Along with the video highlighting China’s economic might over to its supplicant countries, it subtly normalizes the Communist Party’s mass organization, the Young Pioneers, being part of the schooling system (seven year olds are mostly pictured wearing the red kerchiefs of a bygone era.)

American Version

“Britain meets China” was also virtually identical in format to a video rolled out before Xi Jinping made his first formal state visit to the United States a month earlier.

Set in the American deep south, the video titled “When China meets Carolina” is centered around the story of a Chinese firm saving Greenfield Industries, a cutting tools company based in South Carolina, from bankruptcy.

A forced sense of family atmosphere is strong. Sherrie Carter, a worker at Greenfield, was initially worried that Chinese owner would “bring their own people and exclude us from what is going on.” But thanks to the takeover by TDC Cutting Tools Inc, Carter is still with Greenfield, and is able to afford her daughter and grandson’s college fees.

“What would surprise you about American and Chinese citizens is that we’re more alike than we’re different,” said Carrie Tucker, a member of Carolina’s Chinese Chamber of Commerce.

‘I had no idea’

The mastermind behind all these videos is Fuxing Road Studio, whose other viral hit, “Who is Xi Dada?” has young foreign students in China lavishing praise on Xi Jinping. A young Austrian describes Xi as “so cute,” for example. Another says “If my husband is like him, I will be happy.”

But the studio had to dig deep to secure the required praise, according to interviewees.

Alexander Sherr, 23, who was captured calling Xi “very well-educated,” told Reuters that he was mainly asked questions not related to the Chinese leader in a 20-minute interview.

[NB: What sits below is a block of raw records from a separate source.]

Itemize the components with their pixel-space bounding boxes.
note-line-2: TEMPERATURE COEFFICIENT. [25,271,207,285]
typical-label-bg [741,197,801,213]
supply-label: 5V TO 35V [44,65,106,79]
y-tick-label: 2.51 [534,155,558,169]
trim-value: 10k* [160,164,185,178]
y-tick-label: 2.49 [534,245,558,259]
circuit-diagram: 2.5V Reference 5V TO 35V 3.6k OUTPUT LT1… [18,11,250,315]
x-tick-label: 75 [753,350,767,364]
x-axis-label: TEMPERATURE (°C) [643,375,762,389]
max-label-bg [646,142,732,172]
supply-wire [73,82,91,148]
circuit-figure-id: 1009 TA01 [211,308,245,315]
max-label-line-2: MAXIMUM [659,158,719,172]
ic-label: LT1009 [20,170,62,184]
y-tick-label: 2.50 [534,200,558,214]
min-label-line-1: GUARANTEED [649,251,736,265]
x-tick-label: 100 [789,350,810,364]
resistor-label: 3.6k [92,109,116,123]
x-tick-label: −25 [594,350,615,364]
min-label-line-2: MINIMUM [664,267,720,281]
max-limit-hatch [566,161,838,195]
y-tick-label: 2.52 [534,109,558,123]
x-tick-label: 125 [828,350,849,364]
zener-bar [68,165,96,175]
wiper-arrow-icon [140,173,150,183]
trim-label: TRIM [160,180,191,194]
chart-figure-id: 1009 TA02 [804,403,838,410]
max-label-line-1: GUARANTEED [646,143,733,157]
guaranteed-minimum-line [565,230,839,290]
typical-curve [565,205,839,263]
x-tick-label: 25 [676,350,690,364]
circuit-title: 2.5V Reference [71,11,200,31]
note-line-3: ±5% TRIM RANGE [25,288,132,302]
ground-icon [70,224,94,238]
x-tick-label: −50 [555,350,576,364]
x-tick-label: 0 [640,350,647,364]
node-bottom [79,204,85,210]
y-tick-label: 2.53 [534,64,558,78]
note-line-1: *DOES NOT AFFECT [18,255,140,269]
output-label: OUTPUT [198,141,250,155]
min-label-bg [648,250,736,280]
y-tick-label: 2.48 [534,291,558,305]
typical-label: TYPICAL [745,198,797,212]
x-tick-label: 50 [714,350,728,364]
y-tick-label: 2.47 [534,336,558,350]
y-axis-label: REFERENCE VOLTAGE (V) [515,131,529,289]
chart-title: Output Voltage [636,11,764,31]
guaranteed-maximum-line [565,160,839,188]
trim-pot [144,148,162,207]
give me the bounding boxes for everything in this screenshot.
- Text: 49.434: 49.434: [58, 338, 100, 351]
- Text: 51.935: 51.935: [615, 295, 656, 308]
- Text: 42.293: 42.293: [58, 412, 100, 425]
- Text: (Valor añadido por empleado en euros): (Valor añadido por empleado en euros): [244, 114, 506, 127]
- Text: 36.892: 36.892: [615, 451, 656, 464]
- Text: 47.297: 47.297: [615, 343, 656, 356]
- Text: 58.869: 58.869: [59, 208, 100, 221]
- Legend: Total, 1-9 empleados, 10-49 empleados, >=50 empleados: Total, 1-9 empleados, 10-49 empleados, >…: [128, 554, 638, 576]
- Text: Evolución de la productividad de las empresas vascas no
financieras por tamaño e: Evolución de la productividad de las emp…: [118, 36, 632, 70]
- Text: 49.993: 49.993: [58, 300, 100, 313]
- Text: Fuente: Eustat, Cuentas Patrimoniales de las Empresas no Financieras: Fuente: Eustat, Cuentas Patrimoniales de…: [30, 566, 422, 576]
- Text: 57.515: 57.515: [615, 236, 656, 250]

“I had no idea that they were going to clip it here, there and everywhere, and then turn it into a 3-minute and 30 second propaganda piece,” said Sherr, an international relations student at Peking University.

The Fuxing Road Studio soft propaganda videos have been attacked by Chinese netizens, too, because the published videos to YouTube, a website banned in China.

‘Indignantly self-assertive’

The show of confidence in the video was mirrored in the performance of Liu Xiaoming, the Chinese ambassador to the United Kingdom, in a BBC interview with the journalist Andrew Marr. In the context of national security concerns over China’s potential involvement in the UK’s nuclear infrastructure, Marr remarked that: “China wouldn’t allow a foreign power to built her nuclear station.”

Liu retorted: “Do you have the money, first? Do you have technology? Do you have expertise? If you have all these, we certainly would want to have cooperation with you, like French.” (Liu then added: “But I think UK is strong in other areas.”)

As Christopher Ford writes, official China seems: “Endlessly preoccupied by its appearance and how others see it, insisting that it is smarter and better than its peers but privately terrified that this is untrue, self-righteously independent yet frightened of inadequacy and desperate to belong, and by turns moodily glum and indignantly self-assertive.”